Happiness Policy
Boston Review — Claude S. Fischer: Happiness Policy
The pursuit of happiness is on! Not Jefferson’s version, the one he slipped into the Declaration of Independence in place of property. I mean the stampede to study happiness, create happiness measures for national policy, and publish pop-science and how-to books on the subject.
Bhutan’s Gross National Happiness Commission uses citizens’ reports of their happiness to assess national progress, and former French President Nicholas Sarkozy appointed a Nobel-encrusted commission to study a similar idea; the United Nations places “happiness indicators” on its war-burdened agenda; American science institutions pour money into fine-tuning measurements of “subjective well-being”; and Amazon’s list of happiness books by moonlighting professors runs from The Happiness Hypothesis to Stumbling on Happiness, Authentic Happiness, Engineering Happiness, and beyond.
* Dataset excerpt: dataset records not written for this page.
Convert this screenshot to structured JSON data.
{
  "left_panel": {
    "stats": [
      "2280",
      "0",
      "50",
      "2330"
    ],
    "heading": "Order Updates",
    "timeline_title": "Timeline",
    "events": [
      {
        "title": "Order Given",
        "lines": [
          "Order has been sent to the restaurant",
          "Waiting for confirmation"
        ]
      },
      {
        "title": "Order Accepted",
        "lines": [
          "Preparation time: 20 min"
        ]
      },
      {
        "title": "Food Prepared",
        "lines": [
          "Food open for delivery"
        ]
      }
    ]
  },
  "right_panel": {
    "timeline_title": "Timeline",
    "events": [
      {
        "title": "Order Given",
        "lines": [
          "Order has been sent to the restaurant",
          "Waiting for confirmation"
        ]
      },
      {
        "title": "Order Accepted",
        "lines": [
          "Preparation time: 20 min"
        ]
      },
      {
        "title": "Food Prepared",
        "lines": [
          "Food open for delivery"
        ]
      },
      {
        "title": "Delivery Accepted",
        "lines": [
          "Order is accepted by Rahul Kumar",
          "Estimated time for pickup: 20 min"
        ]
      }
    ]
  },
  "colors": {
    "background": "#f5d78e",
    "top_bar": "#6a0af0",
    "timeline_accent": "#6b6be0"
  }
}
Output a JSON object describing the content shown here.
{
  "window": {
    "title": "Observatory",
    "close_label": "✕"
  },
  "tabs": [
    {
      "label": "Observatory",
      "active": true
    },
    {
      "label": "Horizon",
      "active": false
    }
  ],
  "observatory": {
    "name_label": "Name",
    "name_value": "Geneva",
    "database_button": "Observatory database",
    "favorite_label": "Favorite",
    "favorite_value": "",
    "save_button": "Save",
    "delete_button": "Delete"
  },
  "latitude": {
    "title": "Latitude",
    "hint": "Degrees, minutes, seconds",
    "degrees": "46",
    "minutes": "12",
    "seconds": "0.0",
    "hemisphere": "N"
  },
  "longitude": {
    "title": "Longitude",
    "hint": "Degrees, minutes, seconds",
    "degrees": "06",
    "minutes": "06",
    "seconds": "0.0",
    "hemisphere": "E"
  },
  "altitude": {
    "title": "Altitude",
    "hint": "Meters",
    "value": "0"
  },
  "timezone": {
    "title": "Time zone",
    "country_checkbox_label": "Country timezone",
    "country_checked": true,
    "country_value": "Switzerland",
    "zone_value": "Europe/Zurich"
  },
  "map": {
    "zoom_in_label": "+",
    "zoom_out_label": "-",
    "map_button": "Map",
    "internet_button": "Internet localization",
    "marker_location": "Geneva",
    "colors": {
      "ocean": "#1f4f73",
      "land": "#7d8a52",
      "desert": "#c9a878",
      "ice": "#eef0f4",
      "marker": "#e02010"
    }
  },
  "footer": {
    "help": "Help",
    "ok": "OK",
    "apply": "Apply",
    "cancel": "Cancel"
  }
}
Since at least the 1950s, academics have analyzed surveys asking people how happy or satisfied they feel. We’ve used fuzzy questions such as, “Taken all together, how would you say things are these days—would you say that you are very happy, pretty happy, or not too happy?” to assess respondents’ morale. We’ve compared, say, women to men and the poor to the rich. Dutch sociologist Ruut Veenhoven started compiling the findings into his World Database of Happiness back in the 1980s.
So what set off the current frenzy? Economists found happiness.